Killer Arguments Against LVT, Not (354)

Posted on the 19 February 2015 by Markwadsworth @Mark_Wadsworth

One genuine problem is that we LVTers argue and bicker between ourselves too much over relatively minor matters (while agreeing on the broader principles). I pointed out that in the grander scheme of things and at current price and rent levels, the site premium of most homes is in the range of 3% - 3.5% of its selling price.
Physiocrat: Why is it even necessary to think about selling prices at all? There is so much rental evidence on the property websites.
One of the things you will notice is that there is a "floor" to these rentals - for example, you will not find a three-bed semi to rent anywhere for less than around £500 pcm. As a first approximation, it could be assumed that the land value in these instances, which covers a substantial area of the scabbier parts of the UK, is zero.
This assumption also does away with the argument for homestead allowances and other complications - the allowance is built into the valuation on the basis that the land value is too small to measure or be worth collecting.
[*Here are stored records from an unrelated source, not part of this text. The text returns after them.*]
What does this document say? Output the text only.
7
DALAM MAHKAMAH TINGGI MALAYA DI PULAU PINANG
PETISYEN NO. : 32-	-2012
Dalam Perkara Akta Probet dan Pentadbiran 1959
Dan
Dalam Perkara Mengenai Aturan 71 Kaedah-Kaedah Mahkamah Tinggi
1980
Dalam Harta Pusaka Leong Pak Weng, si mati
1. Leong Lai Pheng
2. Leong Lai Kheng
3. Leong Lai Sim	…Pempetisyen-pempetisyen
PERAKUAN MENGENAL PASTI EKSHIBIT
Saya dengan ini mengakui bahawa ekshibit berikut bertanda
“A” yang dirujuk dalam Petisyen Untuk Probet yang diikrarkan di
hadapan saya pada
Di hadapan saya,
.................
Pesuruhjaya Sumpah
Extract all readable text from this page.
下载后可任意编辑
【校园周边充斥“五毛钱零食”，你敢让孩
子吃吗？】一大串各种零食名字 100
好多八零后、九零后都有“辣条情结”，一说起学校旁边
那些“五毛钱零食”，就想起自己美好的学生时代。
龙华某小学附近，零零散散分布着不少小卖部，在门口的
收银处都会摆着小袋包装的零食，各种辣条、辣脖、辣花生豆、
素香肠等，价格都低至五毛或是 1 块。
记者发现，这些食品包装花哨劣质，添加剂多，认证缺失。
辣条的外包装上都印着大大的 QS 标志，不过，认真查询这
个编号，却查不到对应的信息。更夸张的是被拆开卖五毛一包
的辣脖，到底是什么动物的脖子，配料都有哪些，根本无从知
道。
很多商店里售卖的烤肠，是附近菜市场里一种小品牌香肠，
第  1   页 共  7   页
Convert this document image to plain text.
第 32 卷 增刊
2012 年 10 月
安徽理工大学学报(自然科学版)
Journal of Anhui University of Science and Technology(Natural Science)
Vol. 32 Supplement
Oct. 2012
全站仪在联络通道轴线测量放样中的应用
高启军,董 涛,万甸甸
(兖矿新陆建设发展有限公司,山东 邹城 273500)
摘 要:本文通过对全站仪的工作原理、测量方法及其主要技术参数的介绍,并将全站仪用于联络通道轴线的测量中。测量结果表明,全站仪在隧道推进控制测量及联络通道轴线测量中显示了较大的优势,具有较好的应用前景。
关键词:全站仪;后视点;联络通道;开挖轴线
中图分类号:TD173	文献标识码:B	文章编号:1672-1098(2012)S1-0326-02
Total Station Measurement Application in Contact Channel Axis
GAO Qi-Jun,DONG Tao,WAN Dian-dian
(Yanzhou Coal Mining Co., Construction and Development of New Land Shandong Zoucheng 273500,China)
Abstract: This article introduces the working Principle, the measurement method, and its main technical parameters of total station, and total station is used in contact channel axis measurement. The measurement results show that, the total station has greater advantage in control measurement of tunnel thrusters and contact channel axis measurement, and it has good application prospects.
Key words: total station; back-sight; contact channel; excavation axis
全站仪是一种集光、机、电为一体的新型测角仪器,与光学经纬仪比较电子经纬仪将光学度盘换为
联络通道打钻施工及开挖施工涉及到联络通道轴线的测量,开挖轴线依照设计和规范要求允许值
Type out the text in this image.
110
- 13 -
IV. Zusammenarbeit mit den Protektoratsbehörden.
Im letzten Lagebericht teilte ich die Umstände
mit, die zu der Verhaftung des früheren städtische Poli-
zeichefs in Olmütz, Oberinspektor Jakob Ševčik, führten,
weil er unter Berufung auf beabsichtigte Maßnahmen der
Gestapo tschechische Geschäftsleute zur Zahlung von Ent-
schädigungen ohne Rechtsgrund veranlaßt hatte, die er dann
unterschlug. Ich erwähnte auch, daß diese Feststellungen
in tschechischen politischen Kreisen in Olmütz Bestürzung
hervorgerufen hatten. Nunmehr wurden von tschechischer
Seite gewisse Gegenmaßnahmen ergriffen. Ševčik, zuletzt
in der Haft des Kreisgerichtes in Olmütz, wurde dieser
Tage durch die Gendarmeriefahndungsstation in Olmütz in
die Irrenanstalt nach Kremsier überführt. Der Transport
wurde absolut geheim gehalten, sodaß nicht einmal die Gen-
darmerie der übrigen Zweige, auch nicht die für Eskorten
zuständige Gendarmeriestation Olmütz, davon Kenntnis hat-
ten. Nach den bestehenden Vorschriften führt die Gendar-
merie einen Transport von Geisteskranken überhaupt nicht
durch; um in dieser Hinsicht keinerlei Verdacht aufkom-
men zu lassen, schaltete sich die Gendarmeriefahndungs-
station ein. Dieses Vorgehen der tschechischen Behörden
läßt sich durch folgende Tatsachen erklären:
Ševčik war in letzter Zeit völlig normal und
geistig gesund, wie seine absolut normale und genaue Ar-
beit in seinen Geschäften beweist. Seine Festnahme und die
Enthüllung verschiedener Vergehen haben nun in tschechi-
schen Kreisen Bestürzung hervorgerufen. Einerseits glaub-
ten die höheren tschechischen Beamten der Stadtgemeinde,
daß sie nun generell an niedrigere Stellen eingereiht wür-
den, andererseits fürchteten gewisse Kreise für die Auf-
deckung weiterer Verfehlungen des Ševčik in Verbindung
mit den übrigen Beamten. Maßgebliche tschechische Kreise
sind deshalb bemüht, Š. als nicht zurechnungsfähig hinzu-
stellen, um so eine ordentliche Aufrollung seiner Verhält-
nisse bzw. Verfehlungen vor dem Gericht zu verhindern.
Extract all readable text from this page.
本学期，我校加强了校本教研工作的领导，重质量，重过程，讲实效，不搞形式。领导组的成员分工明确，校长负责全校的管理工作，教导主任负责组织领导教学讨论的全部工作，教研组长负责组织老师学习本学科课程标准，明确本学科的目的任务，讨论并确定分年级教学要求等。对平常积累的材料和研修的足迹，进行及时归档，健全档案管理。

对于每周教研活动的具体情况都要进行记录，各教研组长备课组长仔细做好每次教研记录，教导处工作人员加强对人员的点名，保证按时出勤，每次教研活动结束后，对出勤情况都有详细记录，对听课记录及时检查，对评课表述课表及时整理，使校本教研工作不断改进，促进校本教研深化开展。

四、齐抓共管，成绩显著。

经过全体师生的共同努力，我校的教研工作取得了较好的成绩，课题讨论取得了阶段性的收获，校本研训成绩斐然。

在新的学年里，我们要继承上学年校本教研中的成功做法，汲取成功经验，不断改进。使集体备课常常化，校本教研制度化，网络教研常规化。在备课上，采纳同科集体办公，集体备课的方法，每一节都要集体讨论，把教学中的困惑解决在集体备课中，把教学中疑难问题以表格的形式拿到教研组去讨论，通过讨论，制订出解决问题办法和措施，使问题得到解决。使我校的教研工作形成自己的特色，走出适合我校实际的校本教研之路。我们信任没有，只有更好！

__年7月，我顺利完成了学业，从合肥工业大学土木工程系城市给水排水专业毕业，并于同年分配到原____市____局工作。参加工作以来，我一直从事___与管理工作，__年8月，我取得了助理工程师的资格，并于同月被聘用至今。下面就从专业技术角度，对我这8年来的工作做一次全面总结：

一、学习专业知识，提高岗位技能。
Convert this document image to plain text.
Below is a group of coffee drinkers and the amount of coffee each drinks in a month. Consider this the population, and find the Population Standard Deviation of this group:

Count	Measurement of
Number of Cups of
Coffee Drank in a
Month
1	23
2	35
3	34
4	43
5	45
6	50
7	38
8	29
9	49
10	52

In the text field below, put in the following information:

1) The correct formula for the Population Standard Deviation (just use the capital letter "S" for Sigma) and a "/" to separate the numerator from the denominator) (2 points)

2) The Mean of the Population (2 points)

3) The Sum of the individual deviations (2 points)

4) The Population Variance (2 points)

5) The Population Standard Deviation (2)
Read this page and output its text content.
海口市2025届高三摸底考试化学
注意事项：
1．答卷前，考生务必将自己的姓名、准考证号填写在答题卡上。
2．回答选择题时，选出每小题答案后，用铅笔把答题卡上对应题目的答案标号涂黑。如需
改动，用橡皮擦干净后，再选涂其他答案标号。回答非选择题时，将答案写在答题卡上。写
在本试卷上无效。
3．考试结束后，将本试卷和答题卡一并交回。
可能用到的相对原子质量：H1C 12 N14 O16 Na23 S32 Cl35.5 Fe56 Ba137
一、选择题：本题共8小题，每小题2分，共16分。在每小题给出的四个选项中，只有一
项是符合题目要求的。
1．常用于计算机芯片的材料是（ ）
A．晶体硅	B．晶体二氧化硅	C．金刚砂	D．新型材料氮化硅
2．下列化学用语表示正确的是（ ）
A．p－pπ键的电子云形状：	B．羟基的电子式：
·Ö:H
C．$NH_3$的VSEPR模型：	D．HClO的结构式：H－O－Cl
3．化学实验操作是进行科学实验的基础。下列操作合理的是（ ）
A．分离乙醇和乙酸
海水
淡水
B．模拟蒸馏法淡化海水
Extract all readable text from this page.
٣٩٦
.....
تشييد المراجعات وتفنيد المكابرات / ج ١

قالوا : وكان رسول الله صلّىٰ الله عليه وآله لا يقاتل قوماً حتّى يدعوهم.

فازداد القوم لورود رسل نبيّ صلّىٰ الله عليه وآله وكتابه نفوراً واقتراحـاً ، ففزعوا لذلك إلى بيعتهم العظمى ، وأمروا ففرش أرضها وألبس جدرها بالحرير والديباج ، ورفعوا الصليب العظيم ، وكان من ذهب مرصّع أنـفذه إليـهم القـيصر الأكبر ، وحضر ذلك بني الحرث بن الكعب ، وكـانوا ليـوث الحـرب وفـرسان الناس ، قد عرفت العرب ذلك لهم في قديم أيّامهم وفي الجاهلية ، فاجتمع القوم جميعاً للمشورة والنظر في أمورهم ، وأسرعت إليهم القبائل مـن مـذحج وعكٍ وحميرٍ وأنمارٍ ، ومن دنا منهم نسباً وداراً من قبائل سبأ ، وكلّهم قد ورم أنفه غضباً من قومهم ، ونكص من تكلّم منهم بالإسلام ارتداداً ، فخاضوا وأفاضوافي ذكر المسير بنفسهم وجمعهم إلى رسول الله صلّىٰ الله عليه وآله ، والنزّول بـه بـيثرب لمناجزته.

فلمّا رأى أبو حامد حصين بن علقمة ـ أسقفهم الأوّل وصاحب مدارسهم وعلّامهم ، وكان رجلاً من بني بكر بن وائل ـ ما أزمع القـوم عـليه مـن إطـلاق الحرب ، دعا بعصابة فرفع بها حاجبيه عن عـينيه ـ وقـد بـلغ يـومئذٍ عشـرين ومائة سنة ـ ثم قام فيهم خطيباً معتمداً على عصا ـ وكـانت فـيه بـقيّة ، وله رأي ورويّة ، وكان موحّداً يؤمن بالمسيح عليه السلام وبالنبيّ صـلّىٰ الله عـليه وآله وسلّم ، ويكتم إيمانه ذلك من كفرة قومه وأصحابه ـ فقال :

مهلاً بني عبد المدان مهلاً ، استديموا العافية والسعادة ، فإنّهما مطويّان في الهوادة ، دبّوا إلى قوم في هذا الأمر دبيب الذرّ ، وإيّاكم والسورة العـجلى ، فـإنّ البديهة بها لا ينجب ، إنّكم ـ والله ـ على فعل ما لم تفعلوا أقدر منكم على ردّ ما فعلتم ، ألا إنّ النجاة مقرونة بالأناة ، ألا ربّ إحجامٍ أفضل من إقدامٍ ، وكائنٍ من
In principle he is quite correct and I do not disagree (apart from the word 'scabbiest'), but let's look at the numbers:
The purist approach
A quick search on Zoopla tells us that you the rent for a three-bed semi in one of the cheapest areas (TS6) is indeed about £6,000 a year gross (£450 a month plus council tax).
Knock off £4,000 a year actual costs (amortisation of bricks and mortar, repairs, insurance etc) and the site premium here is about £2,000.
The rough and ready approach
Three-bed semis in TS6 sell for as little as £70,000 - £75,000.
£70,000 x 3.5% = £2,450 site premium.
I rest my case.
Clearly, there must be a few little houses in the most run-down streets in the areas with the lowest wages and highest unemployment where the site premium is zero or close to zero, but that's only a few thousand houses out of millions and not worth worrying about. Such houses sell for £20,000 or something, and 3.5% of not much is next to nothing. £700 a year is the marginal cost of pavement repairs, refuse collection and street lighting if nothing else.
The other point is that when somebody buys an existing home, what he is paying for is future profits i.e. gross rental value minus running costs i.e. the 'site premium'.
Therefore homes trade for a multiple of their site premium and that multiple is surprisingly similar for all homes except the bottom one or two percentiles and the top one or two per centiles. But who cares? You can't base a sensible tax system on outliers; you start in the middle and work outwards.